Une heure pour résumer un procès devenu un enjeu de société : Michel Cadotte a tué l’amour de sa vie, Jocelyne Lizotte, qui était au stade le plus avancé de la maladie d’Alzheimer.

La juge a parlé d’un crime aux « circonstances particulières et inhabituelles » pour décrire l’homicide de Mme Lizotte.

Elle a patiemment résumé les faits, les arguments, les témoignages et le contexte qui ont été présentés en preuve lors du procès de Michel Cadotte, qui s’est soldé par un verdict d’homicide involontaire du jury.

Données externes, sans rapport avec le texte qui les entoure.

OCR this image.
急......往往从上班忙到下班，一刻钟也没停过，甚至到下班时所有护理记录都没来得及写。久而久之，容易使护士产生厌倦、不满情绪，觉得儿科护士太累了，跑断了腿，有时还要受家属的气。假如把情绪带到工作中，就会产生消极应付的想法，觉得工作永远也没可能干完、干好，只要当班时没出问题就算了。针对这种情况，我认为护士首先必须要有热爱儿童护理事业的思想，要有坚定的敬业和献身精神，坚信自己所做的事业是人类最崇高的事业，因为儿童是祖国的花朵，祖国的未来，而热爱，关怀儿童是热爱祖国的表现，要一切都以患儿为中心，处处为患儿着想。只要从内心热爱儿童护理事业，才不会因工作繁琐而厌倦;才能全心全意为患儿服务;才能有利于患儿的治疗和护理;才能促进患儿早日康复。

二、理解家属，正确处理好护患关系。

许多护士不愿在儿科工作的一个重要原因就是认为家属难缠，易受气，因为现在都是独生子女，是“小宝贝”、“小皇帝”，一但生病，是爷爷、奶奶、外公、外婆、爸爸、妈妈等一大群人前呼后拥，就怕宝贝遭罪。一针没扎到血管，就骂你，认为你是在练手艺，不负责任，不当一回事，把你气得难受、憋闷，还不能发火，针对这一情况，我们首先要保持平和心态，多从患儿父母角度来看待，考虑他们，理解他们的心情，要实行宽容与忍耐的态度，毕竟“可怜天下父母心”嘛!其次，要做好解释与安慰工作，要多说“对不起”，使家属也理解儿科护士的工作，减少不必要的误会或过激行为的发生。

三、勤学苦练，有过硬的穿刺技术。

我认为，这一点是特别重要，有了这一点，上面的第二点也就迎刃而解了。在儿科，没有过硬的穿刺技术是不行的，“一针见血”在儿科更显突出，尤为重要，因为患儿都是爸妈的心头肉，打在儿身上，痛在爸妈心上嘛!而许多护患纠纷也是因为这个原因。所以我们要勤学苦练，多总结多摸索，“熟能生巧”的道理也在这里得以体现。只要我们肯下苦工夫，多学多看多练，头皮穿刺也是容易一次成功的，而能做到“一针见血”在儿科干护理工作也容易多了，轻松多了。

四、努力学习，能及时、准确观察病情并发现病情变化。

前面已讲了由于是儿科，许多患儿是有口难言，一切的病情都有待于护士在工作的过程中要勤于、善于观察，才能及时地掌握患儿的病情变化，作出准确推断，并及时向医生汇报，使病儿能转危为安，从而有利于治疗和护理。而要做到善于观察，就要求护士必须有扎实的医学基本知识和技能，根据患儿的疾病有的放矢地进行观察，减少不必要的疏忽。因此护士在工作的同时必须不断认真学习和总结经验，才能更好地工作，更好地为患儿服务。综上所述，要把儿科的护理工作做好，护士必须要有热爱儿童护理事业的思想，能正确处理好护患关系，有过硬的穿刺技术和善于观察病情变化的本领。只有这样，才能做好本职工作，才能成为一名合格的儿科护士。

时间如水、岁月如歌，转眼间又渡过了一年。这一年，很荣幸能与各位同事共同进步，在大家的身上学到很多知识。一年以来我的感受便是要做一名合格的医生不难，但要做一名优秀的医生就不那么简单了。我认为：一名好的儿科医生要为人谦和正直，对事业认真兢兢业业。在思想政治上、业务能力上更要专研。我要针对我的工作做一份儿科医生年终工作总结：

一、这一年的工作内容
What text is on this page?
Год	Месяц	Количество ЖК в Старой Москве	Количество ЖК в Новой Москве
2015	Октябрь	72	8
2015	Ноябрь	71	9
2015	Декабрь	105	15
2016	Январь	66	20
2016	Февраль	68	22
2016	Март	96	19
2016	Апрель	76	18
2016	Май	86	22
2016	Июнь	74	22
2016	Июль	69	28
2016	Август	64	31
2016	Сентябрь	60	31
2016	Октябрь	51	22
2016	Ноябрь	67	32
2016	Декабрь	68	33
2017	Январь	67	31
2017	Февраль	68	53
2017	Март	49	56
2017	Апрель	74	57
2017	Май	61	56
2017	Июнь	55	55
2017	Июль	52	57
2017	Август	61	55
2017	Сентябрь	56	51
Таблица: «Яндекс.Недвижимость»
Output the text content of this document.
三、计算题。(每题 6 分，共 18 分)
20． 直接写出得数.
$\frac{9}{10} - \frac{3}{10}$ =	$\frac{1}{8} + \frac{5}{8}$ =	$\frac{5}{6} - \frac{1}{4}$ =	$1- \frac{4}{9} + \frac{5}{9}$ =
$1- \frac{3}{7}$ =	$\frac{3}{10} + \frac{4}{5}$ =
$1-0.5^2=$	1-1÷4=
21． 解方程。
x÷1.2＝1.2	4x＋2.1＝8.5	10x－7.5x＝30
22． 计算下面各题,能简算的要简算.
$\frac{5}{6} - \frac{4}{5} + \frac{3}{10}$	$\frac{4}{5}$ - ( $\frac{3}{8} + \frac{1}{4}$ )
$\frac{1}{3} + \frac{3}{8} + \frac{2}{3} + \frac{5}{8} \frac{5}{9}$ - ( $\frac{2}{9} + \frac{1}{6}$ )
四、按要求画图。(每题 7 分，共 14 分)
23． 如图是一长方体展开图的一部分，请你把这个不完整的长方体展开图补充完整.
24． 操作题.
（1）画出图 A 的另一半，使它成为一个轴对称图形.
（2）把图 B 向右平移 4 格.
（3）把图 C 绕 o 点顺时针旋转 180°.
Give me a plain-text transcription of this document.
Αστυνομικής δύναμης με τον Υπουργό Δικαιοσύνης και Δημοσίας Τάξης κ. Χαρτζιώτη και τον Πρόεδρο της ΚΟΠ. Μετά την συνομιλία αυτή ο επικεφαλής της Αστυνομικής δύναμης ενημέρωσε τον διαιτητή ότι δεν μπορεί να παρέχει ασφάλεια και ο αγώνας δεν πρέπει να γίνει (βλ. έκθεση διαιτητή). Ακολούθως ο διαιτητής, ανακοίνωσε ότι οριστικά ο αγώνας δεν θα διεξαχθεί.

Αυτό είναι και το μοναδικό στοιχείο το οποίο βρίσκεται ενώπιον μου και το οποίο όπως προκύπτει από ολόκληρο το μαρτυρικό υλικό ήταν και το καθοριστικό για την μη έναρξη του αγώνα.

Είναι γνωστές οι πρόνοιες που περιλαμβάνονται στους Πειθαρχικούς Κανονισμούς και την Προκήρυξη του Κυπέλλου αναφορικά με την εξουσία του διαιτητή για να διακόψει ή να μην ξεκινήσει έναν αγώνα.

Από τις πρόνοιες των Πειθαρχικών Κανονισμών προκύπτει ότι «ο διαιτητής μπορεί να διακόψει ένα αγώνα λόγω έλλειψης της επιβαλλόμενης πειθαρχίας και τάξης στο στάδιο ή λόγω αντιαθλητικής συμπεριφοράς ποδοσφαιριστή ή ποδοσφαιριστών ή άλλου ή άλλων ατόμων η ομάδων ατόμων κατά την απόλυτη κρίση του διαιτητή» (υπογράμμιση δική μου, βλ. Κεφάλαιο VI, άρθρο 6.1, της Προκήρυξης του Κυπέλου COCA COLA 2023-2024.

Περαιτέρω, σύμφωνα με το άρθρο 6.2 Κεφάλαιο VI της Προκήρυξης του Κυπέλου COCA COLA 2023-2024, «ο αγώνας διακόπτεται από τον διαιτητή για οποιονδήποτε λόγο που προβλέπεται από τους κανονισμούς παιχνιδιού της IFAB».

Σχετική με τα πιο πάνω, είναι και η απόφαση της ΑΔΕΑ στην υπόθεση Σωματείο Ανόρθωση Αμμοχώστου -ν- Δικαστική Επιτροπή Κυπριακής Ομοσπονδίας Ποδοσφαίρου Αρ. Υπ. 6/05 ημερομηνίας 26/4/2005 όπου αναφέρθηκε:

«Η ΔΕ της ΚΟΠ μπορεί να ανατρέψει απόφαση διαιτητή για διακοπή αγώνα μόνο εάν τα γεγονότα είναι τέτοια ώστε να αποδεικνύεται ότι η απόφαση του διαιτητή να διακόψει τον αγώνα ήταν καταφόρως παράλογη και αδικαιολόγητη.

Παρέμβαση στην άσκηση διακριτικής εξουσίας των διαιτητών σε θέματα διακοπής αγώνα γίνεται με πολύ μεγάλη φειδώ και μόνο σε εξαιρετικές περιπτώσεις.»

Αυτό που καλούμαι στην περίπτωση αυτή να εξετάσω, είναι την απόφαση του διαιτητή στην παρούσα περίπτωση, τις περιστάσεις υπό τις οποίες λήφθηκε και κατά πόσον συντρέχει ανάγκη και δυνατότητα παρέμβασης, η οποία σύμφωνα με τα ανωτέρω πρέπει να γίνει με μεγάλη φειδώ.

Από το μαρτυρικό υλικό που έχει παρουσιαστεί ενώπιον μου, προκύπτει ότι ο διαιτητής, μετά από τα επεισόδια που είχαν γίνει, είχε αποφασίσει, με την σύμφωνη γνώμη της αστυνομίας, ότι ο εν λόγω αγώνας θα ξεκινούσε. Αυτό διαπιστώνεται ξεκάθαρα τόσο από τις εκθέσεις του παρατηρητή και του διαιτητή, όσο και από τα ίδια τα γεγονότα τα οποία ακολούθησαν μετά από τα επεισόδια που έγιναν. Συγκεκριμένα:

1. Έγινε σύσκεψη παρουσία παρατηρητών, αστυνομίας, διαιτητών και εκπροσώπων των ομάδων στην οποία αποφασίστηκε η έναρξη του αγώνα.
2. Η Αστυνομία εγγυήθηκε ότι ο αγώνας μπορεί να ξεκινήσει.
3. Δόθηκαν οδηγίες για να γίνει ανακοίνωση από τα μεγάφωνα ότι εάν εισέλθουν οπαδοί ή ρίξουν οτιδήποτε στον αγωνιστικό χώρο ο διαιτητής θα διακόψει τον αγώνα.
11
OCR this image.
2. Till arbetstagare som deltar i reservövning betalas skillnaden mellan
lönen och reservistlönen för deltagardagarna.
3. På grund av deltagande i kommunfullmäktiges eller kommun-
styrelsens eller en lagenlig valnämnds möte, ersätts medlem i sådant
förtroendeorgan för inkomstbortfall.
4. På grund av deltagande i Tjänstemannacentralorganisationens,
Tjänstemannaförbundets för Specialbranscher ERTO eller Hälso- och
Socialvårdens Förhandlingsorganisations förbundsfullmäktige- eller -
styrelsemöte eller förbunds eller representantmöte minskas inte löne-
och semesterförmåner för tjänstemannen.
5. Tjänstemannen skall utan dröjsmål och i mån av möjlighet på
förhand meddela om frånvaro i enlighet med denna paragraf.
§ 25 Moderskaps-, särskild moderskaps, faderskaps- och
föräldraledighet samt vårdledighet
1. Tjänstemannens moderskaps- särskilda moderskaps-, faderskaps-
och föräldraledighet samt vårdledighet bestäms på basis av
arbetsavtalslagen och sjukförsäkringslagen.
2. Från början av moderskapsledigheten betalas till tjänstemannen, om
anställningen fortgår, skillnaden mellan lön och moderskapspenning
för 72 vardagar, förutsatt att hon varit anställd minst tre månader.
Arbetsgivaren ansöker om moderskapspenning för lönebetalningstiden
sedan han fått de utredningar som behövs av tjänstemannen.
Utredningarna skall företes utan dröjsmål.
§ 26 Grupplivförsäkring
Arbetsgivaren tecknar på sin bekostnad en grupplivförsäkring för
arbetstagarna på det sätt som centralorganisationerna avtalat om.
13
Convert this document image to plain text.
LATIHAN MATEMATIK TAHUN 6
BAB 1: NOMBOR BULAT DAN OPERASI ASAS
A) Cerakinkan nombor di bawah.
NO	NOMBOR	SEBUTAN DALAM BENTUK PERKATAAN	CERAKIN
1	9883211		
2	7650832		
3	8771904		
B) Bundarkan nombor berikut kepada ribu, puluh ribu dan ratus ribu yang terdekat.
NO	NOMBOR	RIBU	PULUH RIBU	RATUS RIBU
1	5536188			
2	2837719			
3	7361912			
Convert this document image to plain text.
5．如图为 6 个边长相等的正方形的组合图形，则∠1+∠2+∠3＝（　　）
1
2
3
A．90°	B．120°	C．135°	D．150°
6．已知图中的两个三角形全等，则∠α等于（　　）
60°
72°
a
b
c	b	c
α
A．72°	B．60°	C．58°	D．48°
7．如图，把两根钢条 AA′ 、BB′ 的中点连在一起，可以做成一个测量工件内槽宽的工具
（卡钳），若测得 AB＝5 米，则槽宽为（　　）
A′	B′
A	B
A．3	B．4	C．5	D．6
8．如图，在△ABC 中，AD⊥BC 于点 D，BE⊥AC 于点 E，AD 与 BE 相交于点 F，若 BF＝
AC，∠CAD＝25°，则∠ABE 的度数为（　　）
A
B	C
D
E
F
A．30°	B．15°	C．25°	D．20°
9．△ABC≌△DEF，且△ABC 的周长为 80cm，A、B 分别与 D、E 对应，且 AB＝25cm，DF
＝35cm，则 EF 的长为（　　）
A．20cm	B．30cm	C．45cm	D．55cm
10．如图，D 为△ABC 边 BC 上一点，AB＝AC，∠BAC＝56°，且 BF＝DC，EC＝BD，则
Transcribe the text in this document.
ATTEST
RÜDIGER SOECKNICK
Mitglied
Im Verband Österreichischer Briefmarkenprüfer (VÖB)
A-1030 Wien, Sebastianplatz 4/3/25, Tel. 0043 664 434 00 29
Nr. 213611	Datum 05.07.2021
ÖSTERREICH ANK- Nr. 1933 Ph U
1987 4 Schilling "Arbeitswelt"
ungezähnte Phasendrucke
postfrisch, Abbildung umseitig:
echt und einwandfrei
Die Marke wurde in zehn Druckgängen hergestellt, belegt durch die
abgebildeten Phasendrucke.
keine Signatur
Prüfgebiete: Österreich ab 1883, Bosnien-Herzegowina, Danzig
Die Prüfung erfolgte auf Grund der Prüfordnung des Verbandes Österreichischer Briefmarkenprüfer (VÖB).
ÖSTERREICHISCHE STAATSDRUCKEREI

Je ne suis pas expert de ces choses-là, mais cette juge-là semblait avoir pesé chaque mot, chaque image, chaque adjectif des 27 pages de la détermination de la peine qu’elle était en train de lire.

Il y a quelques semaines, la juge Di Salvo avait pris la peine de déclarer, lors des observations sur la peine, que sa décision n’allait pas faire l’unanimité.

Hier, l’heure de sa décision avait sonné.

Dans le box des accusés, Michel Cadotte, chemise blanche et veste grise, s’est levé.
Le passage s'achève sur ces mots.